# How did the spring season go?



## GooseBuster3 (Mar 1, 2002)

How did fellow spring hunter's do?

I did ok, but could have done better. I guess I could blame my poor shooting!! Chris you saw my bad shooting!! Trust me guys it was bad. But had a blast watching the geese migrate through the state again. I cant get enough of this snowgoose hunting. Most of my hunting was over decoys. Just wait until next year guys they are going to be even more wary then they are now! With Manitoba legalized the E-caller during the fall hunting. This could really screw things up. I don't know if Sask did the same thing, I hope they didnt!

_________________
"If it fly's it dies"

[ This Message was edited by: GooseBuster3 on 2002-04-25 16:50 ]

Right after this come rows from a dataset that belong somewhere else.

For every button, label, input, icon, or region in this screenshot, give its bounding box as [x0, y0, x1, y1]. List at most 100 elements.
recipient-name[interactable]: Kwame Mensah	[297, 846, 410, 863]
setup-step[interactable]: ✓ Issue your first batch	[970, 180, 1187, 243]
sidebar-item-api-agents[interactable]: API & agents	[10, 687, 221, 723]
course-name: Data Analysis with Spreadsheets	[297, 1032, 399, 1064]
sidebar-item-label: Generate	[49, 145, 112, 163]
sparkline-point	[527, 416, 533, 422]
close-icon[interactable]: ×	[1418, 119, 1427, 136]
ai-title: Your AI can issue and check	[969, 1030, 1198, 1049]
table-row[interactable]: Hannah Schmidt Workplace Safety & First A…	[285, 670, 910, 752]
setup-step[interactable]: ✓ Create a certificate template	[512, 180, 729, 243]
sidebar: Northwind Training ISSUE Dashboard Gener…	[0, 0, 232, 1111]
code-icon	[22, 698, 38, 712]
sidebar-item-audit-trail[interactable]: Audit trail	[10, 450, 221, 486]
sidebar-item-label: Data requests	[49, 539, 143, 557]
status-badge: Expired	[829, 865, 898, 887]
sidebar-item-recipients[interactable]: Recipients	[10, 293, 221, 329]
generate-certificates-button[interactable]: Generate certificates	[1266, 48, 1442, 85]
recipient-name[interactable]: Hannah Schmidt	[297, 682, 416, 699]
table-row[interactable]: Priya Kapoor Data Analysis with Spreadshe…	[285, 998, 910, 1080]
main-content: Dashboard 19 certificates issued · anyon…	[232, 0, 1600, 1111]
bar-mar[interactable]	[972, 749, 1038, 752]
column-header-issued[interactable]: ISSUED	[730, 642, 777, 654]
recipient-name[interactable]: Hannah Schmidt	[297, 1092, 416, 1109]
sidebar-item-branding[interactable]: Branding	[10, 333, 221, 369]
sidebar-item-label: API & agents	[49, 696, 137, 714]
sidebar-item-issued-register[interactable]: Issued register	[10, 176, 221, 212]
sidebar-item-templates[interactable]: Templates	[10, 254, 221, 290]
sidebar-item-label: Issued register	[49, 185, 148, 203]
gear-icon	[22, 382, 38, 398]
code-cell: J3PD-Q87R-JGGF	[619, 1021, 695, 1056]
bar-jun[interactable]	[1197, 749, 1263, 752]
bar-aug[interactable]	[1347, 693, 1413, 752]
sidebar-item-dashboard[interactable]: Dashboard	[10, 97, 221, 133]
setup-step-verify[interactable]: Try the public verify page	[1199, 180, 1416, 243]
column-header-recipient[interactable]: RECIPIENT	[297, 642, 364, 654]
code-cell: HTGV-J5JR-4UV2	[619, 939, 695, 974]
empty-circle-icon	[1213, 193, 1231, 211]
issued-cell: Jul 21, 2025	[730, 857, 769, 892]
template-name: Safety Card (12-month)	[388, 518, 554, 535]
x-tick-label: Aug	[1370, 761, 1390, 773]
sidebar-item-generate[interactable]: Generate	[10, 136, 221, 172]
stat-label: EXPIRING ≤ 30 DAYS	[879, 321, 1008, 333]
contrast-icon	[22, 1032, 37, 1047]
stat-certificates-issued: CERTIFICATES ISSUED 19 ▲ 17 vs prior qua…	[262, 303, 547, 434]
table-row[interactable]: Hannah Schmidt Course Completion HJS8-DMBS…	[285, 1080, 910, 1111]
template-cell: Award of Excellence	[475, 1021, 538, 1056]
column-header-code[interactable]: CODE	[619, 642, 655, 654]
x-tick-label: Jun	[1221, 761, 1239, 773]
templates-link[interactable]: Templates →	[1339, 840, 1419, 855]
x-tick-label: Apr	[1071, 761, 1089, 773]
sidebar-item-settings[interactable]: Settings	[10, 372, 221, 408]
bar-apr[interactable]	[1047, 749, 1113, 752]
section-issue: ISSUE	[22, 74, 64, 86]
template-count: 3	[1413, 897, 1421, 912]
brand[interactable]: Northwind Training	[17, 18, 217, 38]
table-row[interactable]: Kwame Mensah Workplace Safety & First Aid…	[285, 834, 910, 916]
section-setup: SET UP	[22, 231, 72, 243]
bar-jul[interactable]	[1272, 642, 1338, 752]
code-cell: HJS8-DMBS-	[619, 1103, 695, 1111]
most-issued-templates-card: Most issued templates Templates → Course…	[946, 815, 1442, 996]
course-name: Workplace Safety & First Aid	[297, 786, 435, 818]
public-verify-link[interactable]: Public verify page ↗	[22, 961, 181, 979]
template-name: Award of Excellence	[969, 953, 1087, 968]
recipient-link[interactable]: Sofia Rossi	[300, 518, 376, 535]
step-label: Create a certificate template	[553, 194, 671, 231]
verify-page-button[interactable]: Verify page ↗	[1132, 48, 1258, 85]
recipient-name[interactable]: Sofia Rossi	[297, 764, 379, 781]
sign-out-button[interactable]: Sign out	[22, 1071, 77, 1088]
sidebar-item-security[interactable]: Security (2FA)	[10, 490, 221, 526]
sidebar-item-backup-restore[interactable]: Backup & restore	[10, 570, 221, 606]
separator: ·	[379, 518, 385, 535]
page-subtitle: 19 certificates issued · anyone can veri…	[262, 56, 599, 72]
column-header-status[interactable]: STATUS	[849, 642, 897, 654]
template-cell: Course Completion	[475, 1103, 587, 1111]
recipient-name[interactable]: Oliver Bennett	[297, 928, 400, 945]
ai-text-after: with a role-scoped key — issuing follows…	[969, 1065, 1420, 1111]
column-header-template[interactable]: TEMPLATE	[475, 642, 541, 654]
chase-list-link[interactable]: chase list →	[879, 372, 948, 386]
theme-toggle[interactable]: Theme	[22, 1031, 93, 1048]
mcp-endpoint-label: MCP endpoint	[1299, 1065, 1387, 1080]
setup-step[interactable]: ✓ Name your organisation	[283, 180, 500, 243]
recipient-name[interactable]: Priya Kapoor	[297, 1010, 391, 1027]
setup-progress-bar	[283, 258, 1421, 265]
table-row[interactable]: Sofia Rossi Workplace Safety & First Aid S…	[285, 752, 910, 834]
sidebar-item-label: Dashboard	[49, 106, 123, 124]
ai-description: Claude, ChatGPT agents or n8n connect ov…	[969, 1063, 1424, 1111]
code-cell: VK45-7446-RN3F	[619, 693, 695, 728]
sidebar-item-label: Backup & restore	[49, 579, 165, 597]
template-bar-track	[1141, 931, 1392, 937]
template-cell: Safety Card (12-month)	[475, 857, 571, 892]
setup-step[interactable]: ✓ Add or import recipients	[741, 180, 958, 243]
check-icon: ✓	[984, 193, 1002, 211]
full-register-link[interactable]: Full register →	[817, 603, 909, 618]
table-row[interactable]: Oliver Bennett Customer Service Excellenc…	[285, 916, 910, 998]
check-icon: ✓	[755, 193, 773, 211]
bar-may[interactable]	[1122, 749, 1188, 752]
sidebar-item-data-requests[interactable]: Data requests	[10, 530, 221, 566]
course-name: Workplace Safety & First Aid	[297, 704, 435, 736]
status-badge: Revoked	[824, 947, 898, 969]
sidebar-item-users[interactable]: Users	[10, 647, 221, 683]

[ This Message was edited by: GooseBuster3 on 2002-04-25 16:50 ]


----------



## Fetch (Mar 1, 2002)

I got 2 :grin: only hunted part of one day. Most we found on the ground were on posted land. I'm getting to old for the sneak thing, even when it's dry - But got to spend the better part of a day with my son & that does'nt happen like it used to. & I sure miss that.


----------



## KEN W (Feb 22, 2002)

Both Man. and Sask. have legalized the e-caller this fall.It was a Federal decision.


----------



## GooseBuster3 (Mar 1, 2002)

Well I, guess I will have to use the e-caller, the next time I head up to Sask.


----------



## KEN W (Feb 22, 2002)

I guess I look at it this way.If it is going to be legal we might as well use them.Plus we for a change will get first crack at them up there before the southern boys do in Feb and all up the flyway.By the time they get here in the spring they have been hearing e-callers for over 2 months.


----------



## GooseBuster3 (Mar 1, 2002)

Hey why not use them!! It will just be slaughter house up there,haha. So many snows so little time!!!


----------